Économie sociale
L’évolution de l’entreprise La Grande Table, au bénéfice de la communauté
31/05/2024
Économie sociale
31/05/2024
Créée en 1991, La Grande Table répond depuis à un besoin criant dans la population sherbrookoise, en offrant des repas gratuits ou à prix modiques à des familles et enfants dans le besoin. Plus de trente ans après sa création, l’organisme à but non lucratif a vu ses services se développer, répondant ainsi à une plus grande clientèle. Entreprendre Sherbrooke s’est rendu récemment sur place pour constater tout le travail qu’accompli quotidiennement cette équipe de gens passionnés.
Son nom est plutôt connu dans la population sherbrookoise, mais est-ce que sa mission est bien comprise? C’est qu’il y a plusieurs organismes communautaires sur le territoire qui viennent en aide aux personnes plus démunies. La Grande Table en fait partie, mais sa mission vise principalement les familles et les élèves en situation de pauvreté, en livrant des repas et des collations dans 13 écoles primaires de Sherbrooke et en offrant à la communauté la possibilité d’acheter des repas congelés à faible coût (1 $ à 5 $, selon les revenus) grâce à son comptoir pour emporter, un concept créé pendant la pandémie.
Depuis les dernières années, le visage de la clientèle desservi par La Grande Table a changé et la demande a carrément explosé, autant pour les services offerts dans les écoles que pour ceux offerts à la communauté dans le besoin. « La réalité, c’est qu’en 2018, on servait 50 000 repas par année. À l’époque, l’équipe croyait qu’une fois les 100 000 repas atteints, l’organisme ne pourrait pas faire plus, mais aujourd’hui, nous dépassons les 200 000 repas par année », raconte Vincent Boutin, directeur général de La Grande Table depuis un an.
Par exemple, le nombre de repas congelés servis au comptoir de La Grande Table est passé de 45 000 en 2020-21 à plus de 87 000 en 2023-24. Quant aux boites à lunch gratuites offertes aux élèves dans le besoin, le nombre est passé de 21 000 à 48 000 en quatre années.

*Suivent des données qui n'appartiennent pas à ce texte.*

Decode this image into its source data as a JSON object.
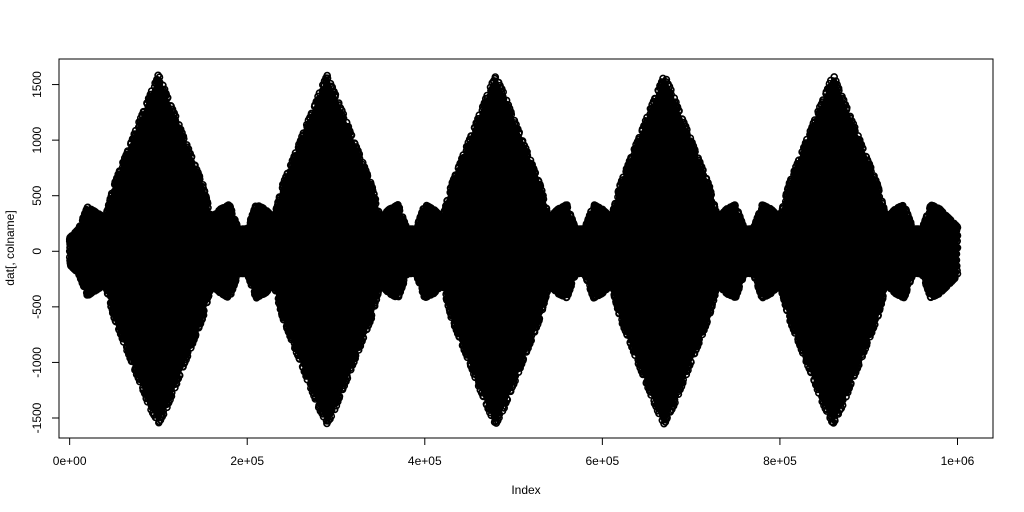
{
  "chart_data": {
    "type": "scatter",
    "title": "",
    "xlabel": "Index",
    "ylabel": "dat[, colname]",
    "xlim": [
      -12000,
      1040000
    ],
    "ylim": [
      -1680,
      1730
    ],
    "x_ticks": [
      0,
      200000,
      400000,
      600000,
      800000,
      1000000
    ],
    "x_tick_labels": [
      "0e+00",
      "2e+05",
      "4e+05",
      "6e+05",
      "8e+05",
      "1e+06"
    ],
    "y_ticks": [
      -1500,
      -1000,
      -500,
      0,
      500,
      1000,
      1500
    ],
    "y_tick_labels": [
      "-1500",
      "-1000",
      "-500",
      "0",
      "500",
      "1000",
      "1500"
    ],
    "point_color": "#000000",
    "grid": false,
    "n_points_approx": 1000000,
    "x_range": [
      0,
      1000000
    ],
    "y_range": [
      -1560,
      1590
    ],
    "envelope": {
      "x": [
        0,
        10000,
        20000,
        30000,
        40000,
        50000,
        60000,
        70000,
        80000,
        90000,
        100000,
        110000,
        120000,
        130000,
        140000,
        150000,
        160000,
        170000,
        180000,
        190000,
        200000,
        210000,
        220000,
        230000,
        240000,
        250000,
        260000,
        270000,
        280000,
        290000,
        300000,
        310000,
        320000,
        330000,
        340000,
        350000,
        360000,
        370000,
        380000,
        390000,
        400000,
        410000,
        420000,
        430000,
        440000,
        450000,
        460000,
        470000,
        480000,
        490000,
        500000,
        510000,
        520000,
        530000,
        540000,
        550000,
        560000,
        570000,
        580000,
        590000,
        600000,
        610000,
        620000,
        630000,
        640000,
        650000,
        660000,
        670000,
        680000,
        690000,
        700000,
        710000,
        720000,
        730000,
        740000,
        750000,
        760000,
        770000,
        780000,
        790000,
        800000,
        810000,
        820000,
        830000,
        840000,
        850000,
        860000,
        870000,
        880000,
        890000,
        900000,
        910000,
        920000,
        930000,
        940000,
        950000,
        960000,
        970000,
        980000,
        990000,
        1000000
      ],
      "upper": [
        120,
        200,
        400,
        350,
        300,
        600,
        800,
        1000,
        1200,
        1400,
        1590,
        1400,
        1200,
        1000,
        800,
        600,
        300,
        380,
        420,
        200,
        200,
        420,
        380,
        300,
        600,
        800,
        1000,
        1200,
        1400,
        1590,
        1400,
        1200,
        1000,
        800,
        600,
        300,
        380,
        420,
        200,
        200,
        420,
        380,
        300,
        600,
        800,
        1000,
        1200,
        1400,
        1590,
        1400,
        1200,
        1000,
        800,
        600,
        300,
        380,
        420,
        200,
        200,
        420,
        380,
        300,
        600,
        800,
        1000,
        1200,
        1400,
        1590,
        1400,
        1200,
        1000,
        800,
        600,
        300,
        380,
        420,
        200,
        200,
        420,
        380,
        300,
        600,
        800,
        1000,
        1200,
        1400,
        1590,
        1400,
        1200,
        1000,
        800,
        600,
        300,
        380,
        420,
        200,
        200,
        420,
        380,
        300,
        220
      ],
      "lower": [
        -120,
        -200,
        -400,
        -350,
        -300,
        -600,
        -800,
        -1000,
        -1200,
        -1400,
        -1560,
        -1400,
        -1200,
        -1000,
        -800,
        -600,
        -300,
        -380,
        -420,
        -200,
        -200,
        -420,
        -380,
        -300,
        -600,
        -800,
        -1000,
        -1200,
        -1400,
        -1560,
        -1400,
        -1200,
        -1000,
        -800,
        -600,
        -300,
        -380,
        -420,
        -200,
        -200,
        -420,
        -380,
        -300,
        -600,
        -800,
        -1000,
        -1200,
        -1400,
        -1560,
        -1400,
        -1200,
        -1000,
        -800,
        -600,
        -300,
        -380,
        -420,
        -200,
        -200,
        -420,
        -380,
        -300,
        -600,
        -800,
        -1000,
        -1200,
        -1400,
        -1560,
        -1400,
        -1200,
        -1000,
        -800,
        -600,
        -300,
        -380,
        -420,
        -200,
        -200,
        -420,
        -380,
        -300,
        -600,
        -800,
        -1000,
        -1200,
        -1400,
        -1560,
        -1400,
        -1200,
        -1000,
        -800,
        -600,
        -300,
        -380,
        -420,
        -200,
        -200,
        -420,
        -380,
        -300,
        -220
      ]
    }
  }
}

Les effets de la pandémie, l’augmentation des prix des aliments, le coût de plus en plus élevé des logements, ainsi que le déclin de la classe moyenne expliquent en grande partie cette fulgurante augmentation.
Sur place, dans la cuisine de La Grande Table, les employé.es s’affairent à préparer des plats pour des centaines de personnes, sous la responsabilité de la cheffe bien connue à Sherbrooke Mélanie Alain (L’Empreinte cuisine soignée, Ça Beigne). Par exemple, jeudi matin, pas moins de 845 repas ont été livrés dans les écoles. Notons que La Grande Table dessert présentement 13 des 38 écoles primaires de Sherbrooke.

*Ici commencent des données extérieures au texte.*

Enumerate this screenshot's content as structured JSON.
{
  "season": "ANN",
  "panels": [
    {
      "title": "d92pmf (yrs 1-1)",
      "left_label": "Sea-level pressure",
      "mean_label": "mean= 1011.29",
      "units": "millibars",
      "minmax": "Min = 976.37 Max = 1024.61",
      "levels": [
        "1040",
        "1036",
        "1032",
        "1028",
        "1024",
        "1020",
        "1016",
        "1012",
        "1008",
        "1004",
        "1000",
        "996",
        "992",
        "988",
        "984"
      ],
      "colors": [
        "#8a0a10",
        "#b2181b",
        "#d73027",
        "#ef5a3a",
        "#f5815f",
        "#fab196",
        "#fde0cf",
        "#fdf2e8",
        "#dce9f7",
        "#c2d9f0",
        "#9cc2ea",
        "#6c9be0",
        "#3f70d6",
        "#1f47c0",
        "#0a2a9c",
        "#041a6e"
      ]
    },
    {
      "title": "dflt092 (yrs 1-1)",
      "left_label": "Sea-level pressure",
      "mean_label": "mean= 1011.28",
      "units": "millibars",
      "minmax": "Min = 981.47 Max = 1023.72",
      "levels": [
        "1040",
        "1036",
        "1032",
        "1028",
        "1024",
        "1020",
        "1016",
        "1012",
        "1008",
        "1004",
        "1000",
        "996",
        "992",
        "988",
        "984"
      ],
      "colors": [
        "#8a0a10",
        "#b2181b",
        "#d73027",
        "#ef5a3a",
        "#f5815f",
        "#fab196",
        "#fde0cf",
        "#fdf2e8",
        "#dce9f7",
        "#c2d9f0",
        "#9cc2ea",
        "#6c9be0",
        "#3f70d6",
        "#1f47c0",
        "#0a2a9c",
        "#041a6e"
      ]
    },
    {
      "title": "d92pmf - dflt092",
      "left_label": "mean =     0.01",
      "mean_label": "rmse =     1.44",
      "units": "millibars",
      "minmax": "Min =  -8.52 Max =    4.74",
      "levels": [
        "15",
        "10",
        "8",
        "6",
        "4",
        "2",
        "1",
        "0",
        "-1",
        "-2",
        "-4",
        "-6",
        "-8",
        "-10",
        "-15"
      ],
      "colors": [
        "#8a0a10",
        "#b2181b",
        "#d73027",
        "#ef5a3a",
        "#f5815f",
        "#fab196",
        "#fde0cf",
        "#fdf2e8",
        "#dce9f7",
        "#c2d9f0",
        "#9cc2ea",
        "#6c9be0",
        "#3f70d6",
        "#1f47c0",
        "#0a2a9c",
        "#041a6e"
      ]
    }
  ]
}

Deux services pour les enfants du primaire sont offerts par La Grande Table. D’abord, les «Écono lunchs» ; il s’agit de repas livrés directement à la cantine des écoles. Les parents déboursent ce qu’ils souhaitent/peuvent pour chaque repas. Quant aux « P’tites boites à lunch », il s’agit de collations et de repas chauds servis à des enfants plus démunis, référés par la direction des écoles. Ce service touche présentement 320 élèves.

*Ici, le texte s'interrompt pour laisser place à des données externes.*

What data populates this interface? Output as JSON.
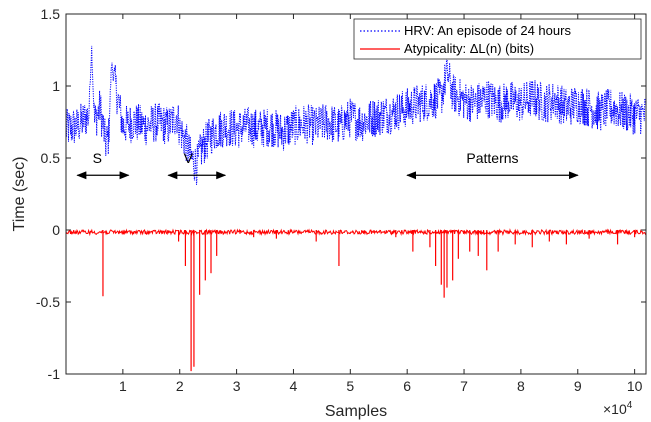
{
  "chart_data": {
    "type": "line",
    "title": "",
    "xlabel": "Samples",
    "ylabel": "Time (sec)",
    "x_exponent_label": "×10",
    "x_exponent_power": "4",
    "xlim": [
      0,
      102000
    ],
    "ylim": [
      -1,
      1.5
    ],
    "xticks": [
      10000,
      20000,
      30000,
      40000,
      50000,
      60000,
      70000,
      80000,
      90000,
      100000
    ],
    "xtick_labels": [
      "1",
      "2",
      "3",
      "4",
      "5",
      "6",
      "7",
      "8",
      "9",
      "10"
    ],
    "yticks": [
      -1,
      -0.5,
      0,
      0.5,
      1,
      1.5
    ],
    "ytick_labels": [
      "-1",
      "-0.5",
      "0",
      "0.5",
      "1",
      "1.5"
    ],
    "grid": false,
    "legend_position": "top-right",
    "series": [
      {
        "name": "HRV: An episode of 24 hours",
        "color": "#0000ff",
        "style": "dotted",
        "x": [
          0,
          2000,
          4000,
          4500,
          5000,
          6000,
          7000,
          7500,
          8000,
          10000,
          12000,
          14000,
          16000,
          18000,
          19500,
          20000,
          21000,
          22000,
          23000,
          24000,
          26000,
          28000,
          30000,
          32000,
          34000,
          36000,
          38000,
          40000,
          42000,
          44000,
          46000,
          48000,
          50000,
          52000,
          54000,
          56000,
          58000,
          60000,
          62000,
          64000,
          66000,
          67000,
          68000,
          70000,
          72000,
          74000,
          76000,
          78000,
          80000,
          82000,
          84000,
          86000,
          88000,
          90000,
          92000,
          94000,
          96000,
          98000,
          100000,
          102000
        ],
        "y": [
          0.7,
          0.72,
          0.8,
          1.28,
          0.75,
          0.85,
          0.6,
          0.65,
          1.15,
          0.72,
          0.75,
          0.72,
          0.75,
          0.72,
          0.8,
          0.7,
          0.62,
          0.5,
          0.45,
          0.58,
          0.68,
          0.72,
          0.7,
          0.72,
          0.7,
          0.72,
          0.68,
          0.72,
          0.74,
          0.72,
          0.75,
          0.72,
          0.78,
          0.75,
          0.78,
          0.8,
          0.82,
          0.85,
          0.88,
          0.9,
          0.92,
          1.1,
          0.95,
          0.9,
          0.88,
          0.92,
          0.88,
          0.9,
          0.88,
          0.92,
          0.88,
          0.9,
          0.85,
          0.88,
          0.85,
          0.82,
          0.85,
          0.82,
          0.8,
          0.8
        ]
      },
      {
        "name": "Atypicality: ΔL(n) (bits)",
        "color": "#ff0000",
        "style": "solid",
        "baseline": 0,
        "spikes_x": [
          6500,
          19800,
          21000,
          22000,
          22500,
          23500,
          24500,
          25500,
          26500,
          33000,
          37000,
          44000,
          48000,
          58000,
          61000,
          64000,
          65000,
          66000,
          66500,
          67000,
          68000,
          69000,
          71000,
          72500,
          74000,
          76000,
          79000,
          82000,
          85000,
          88000,
          92000,
          97000,
          100000
        ],
        "spikes_y": [
          -0.46,
          -0.08,
          -0.25,
          -0.98,
          -0.95,
          -0.45,
          -0.35,
          -0.3,
          -0.18,
          -0.05,
          -0.06,
          -0.08,
          -0.25,
          -0.05,
          -0.15,
          -0.12,
          -0.25,
          -0.38,
          -0.47,
          -0.4,
          -0.35,
          -0.2,
          -0.15,
          -0.18,
          -0.28,
          -0.15,
          -0.1,
          -0.12,
          -0.08,
          -0.1,
          -0.06,
          -0.1,
          -0.05
        ]
      }
    ],
    "annotations": [
      {
        "label": "S",
        "x_from": 2000,
        "x_to": 11000,
        "x_text": 5500,
        "y_arrow": 0.38,
        "y_text": 0.5
      },
      {
        "label": "V",
        "x_from": 18000,
        "x_to": 28000,
        "x_text": 21500,
        "y_arrow": 0.38,
        "y_text": 0.5
      },
      {
        "label": "Patterns",
        "x_from": 60000,
        "x_to": 90000,
        "x_text": 75000,
        "y_arrow": 0.38,
        "y_text": 0.5
      }
    ]
  }
}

« Notre objectif est d’offrir des boites à lunch dans l’ensemble des écoles de Sherbrooke et entrer aussi dans les écoles secondaires », souligne Vincent, précisant que ces services peuvent être offerts grâce à la collaboration des organismes suivants : Fondation Christian Vachon, Fondation Rock-Guertin, La Cantine pour tous, ainsi que les dons amassés lors de la campagne annuelle de financement de La Grande Table.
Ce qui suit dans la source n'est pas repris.